1. ## Imaginary unit

Why does i equal the square root of -1 and i^2 equal -1?

2. Originally Posted by HSS8
Why does i equal the square root of -1
that is simply how it is defined.

and i^2 equal -1?
well, squaring gets rid of the square root.

see here and here

3. Originally Posted by HSS8
Why does i equal the square root of -1 and i^2 equal -1?
As the previous reply correctly states, this is how "the imaginary" is defined. Math folks needed a number to do a certain thing, so they said "let's create that number, and call it $\displaystyle `i\mbox{'}$, since clearly it's 'imaginary' and can't have any possible 'real world' use or application." (This is, by the way, similar to how negative numbers got their start.)

There is a lot of math, science, and engineering that couldn't happen nowadays, had this number not been invented.

When you study complex numbers (numbers with the $\displaystyle i$ in them or involving taking the square root of negative values), make sure you remember the new rule: Always take care of the negative inside the square root first, before doing any other computations or simplifications!

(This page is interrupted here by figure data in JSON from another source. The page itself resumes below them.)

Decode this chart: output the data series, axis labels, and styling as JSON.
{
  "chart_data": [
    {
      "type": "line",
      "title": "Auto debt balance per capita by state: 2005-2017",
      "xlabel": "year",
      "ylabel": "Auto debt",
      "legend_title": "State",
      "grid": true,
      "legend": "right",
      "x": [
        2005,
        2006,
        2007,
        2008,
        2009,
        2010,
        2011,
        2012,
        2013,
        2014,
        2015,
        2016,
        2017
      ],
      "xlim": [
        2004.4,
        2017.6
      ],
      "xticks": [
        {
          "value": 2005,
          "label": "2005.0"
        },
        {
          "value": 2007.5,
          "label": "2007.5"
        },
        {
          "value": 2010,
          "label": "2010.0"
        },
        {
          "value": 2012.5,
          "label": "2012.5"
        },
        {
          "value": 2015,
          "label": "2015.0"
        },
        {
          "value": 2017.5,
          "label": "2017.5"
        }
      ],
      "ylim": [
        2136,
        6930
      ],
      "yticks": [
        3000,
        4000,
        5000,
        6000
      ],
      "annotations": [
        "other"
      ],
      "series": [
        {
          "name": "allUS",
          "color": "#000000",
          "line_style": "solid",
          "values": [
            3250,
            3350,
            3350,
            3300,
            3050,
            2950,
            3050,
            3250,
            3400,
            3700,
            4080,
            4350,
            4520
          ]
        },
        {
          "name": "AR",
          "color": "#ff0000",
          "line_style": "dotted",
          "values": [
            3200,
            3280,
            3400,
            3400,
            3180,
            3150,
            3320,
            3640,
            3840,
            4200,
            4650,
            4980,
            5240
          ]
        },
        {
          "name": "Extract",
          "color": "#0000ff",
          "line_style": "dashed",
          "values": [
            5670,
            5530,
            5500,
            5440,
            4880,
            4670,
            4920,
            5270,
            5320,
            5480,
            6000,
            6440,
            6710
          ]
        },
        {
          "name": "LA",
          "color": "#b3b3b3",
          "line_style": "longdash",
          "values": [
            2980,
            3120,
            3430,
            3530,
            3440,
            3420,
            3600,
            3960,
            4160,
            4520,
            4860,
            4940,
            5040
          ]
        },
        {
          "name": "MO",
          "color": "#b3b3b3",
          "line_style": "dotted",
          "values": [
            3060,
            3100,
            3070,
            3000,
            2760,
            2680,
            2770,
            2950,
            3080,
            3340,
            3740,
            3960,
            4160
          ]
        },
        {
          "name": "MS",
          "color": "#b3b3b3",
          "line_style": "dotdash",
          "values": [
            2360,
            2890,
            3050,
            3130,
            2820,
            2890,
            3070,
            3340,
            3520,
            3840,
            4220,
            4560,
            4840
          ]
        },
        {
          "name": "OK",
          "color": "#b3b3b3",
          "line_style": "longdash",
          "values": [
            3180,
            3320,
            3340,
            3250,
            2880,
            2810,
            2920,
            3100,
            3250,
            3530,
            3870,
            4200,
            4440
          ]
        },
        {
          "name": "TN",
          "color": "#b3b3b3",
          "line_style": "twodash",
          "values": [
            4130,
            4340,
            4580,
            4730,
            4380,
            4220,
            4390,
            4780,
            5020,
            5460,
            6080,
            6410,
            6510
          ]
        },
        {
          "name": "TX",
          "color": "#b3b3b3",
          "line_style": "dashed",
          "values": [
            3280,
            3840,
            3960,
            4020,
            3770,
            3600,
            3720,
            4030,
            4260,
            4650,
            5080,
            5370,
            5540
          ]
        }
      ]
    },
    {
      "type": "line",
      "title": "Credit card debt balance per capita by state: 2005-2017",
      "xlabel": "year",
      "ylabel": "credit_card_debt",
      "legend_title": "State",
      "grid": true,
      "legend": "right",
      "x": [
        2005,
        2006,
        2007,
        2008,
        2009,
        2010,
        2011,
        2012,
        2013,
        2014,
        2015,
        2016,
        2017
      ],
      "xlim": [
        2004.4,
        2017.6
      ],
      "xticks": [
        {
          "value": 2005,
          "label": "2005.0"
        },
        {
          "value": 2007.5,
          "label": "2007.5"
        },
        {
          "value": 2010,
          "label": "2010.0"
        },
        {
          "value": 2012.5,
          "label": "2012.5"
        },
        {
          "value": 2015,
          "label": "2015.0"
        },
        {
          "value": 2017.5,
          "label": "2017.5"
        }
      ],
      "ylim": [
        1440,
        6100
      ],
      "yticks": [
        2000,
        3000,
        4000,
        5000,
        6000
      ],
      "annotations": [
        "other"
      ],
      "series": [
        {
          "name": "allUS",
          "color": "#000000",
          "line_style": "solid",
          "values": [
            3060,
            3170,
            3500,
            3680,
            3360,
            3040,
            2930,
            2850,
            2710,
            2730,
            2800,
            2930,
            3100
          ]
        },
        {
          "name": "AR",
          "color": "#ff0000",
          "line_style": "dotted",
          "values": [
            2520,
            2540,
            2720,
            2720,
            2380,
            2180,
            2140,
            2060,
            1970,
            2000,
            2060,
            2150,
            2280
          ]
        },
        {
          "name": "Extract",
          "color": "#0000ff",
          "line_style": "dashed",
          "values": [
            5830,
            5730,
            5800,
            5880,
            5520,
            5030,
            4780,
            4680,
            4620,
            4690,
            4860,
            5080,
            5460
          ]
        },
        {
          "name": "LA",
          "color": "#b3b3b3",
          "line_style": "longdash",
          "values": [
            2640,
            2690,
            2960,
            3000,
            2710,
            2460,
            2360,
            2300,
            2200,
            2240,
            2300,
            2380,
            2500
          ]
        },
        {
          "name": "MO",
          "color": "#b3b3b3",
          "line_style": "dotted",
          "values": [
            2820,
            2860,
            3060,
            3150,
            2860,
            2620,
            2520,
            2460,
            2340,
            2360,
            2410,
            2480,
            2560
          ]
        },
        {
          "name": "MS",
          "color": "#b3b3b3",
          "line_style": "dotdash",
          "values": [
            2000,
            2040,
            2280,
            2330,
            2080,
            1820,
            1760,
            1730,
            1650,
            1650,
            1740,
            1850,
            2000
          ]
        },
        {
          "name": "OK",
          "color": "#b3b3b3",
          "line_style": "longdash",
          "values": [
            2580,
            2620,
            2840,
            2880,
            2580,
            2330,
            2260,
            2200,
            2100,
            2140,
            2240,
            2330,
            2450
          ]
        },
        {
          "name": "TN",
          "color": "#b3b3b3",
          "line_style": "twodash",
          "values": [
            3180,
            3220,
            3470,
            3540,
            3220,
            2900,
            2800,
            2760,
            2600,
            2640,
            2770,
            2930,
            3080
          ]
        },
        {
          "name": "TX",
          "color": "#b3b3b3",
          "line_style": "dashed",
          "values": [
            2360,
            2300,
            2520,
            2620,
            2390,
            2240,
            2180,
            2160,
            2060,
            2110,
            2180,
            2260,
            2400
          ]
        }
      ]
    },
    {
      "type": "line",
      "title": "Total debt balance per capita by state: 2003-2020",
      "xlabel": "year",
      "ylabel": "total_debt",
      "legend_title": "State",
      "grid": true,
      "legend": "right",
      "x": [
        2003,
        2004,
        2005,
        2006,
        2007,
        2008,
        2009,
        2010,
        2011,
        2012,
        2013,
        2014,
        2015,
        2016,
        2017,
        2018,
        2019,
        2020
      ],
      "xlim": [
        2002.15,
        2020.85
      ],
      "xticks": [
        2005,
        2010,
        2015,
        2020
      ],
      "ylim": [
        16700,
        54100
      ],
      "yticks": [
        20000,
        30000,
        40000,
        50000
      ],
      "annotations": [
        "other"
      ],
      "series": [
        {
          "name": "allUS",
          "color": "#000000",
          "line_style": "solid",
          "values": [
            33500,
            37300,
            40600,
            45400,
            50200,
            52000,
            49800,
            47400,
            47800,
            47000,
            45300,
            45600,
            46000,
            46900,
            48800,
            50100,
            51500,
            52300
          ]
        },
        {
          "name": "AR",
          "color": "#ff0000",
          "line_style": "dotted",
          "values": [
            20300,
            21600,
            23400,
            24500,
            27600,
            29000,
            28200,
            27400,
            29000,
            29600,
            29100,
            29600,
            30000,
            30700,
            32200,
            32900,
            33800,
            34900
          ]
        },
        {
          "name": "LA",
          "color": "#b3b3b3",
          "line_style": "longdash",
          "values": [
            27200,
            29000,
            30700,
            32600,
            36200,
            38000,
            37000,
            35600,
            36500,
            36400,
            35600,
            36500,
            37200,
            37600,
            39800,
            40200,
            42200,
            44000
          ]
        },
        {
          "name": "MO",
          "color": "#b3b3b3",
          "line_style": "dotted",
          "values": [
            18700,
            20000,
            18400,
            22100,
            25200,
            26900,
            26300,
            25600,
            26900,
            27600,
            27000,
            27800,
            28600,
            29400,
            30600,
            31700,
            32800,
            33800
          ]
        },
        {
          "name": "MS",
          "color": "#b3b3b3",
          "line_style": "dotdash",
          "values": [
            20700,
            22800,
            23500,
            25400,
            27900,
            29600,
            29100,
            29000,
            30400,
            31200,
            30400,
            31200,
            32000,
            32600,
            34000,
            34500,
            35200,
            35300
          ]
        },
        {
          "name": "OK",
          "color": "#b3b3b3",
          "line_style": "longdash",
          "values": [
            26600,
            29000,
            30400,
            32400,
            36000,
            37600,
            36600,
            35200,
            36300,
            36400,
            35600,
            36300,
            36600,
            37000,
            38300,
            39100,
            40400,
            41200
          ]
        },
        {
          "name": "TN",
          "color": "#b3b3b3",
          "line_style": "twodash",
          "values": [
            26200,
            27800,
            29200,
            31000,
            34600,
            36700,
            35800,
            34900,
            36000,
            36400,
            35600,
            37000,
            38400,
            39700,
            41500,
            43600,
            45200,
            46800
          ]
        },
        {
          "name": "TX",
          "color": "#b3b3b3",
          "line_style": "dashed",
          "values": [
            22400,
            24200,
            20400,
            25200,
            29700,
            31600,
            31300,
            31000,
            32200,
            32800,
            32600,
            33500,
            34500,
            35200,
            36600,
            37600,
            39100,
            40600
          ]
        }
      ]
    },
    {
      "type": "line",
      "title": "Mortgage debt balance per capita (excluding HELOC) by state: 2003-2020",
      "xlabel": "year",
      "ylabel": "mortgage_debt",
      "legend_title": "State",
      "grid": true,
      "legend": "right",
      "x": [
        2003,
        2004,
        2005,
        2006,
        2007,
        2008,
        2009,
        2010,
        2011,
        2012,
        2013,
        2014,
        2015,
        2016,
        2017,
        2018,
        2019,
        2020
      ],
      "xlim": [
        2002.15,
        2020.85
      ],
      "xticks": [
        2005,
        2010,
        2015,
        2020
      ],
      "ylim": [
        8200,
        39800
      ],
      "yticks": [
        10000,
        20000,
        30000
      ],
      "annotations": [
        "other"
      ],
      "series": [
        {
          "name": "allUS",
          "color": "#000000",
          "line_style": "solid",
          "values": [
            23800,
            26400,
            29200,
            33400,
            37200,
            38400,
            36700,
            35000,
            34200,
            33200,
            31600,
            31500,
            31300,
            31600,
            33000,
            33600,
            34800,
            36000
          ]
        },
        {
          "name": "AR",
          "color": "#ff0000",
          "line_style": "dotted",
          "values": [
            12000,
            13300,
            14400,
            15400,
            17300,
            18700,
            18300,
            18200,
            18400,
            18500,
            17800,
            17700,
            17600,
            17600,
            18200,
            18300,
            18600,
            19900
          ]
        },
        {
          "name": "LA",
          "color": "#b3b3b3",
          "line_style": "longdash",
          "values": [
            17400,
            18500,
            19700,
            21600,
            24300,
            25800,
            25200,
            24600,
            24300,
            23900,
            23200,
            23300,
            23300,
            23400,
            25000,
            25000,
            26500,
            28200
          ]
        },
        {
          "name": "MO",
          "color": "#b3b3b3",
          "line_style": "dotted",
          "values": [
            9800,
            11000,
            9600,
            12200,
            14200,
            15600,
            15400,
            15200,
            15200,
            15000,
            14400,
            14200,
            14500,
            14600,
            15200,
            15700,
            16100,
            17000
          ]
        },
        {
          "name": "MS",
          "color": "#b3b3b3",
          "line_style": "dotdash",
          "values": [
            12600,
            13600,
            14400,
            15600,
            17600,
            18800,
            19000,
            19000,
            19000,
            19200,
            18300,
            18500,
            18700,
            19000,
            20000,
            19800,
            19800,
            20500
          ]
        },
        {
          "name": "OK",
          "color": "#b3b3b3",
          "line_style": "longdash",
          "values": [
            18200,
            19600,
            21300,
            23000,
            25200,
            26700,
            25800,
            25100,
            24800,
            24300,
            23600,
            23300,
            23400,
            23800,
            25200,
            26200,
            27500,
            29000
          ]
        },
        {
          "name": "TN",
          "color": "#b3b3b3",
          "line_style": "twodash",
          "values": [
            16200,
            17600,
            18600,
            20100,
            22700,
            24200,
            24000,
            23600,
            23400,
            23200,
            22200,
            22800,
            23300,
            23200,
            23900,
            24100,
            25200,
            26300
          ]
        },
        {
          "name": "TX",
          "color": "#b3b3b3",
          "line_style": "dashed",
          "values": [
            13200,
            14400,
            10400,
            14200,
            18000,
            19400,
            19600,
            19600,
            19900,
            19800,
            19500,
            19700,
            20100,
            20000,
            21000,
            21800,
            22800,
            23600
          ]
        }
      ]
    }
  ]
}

4. Originally Posted by HSS8
Why does i equal the square root of -1 and i^2 equal -1?
The complex numbers are constructed so that $\displaystyle i^2=-1$, but there are 2 square roots of $\displaystyle -1$ and $\displaystyle i$ by construction is one of them.

(note I describe the complex numbers as constructed as they are built to have the properties needed so that certain algebraic process that we need make sense.)

CB

5. The "construction" CaptainBlack refers to is this: Define the complex numbers to be the set of pairs of real numbers (a, b) with addition defined by (a,b)+ (c,d)= (a+c,b+d), (a,b)*(c,d)= (ac-bd,ad+bc). Since (a,0)+ (c,0)= (a+c,0) and (a,0)*(c,0)= (ac-0(0),a(0)+0(c))= (ac,0), we can identify the complex numbers of the form (a,0) with the real numbers. Now, (0,1)*(0,1)= (0(0)-1(1),0(1)+1(0))= (-1, 0) which we associate with -1.

If we represent (0,1) by i, and, as I said, (1,0) by 1, we have (a,b)= a(1,0)+ b(0,1)= a+ bi. And, then, $\displaystyle i^2= (0,1)*(0,1)= (-1,0)= i$.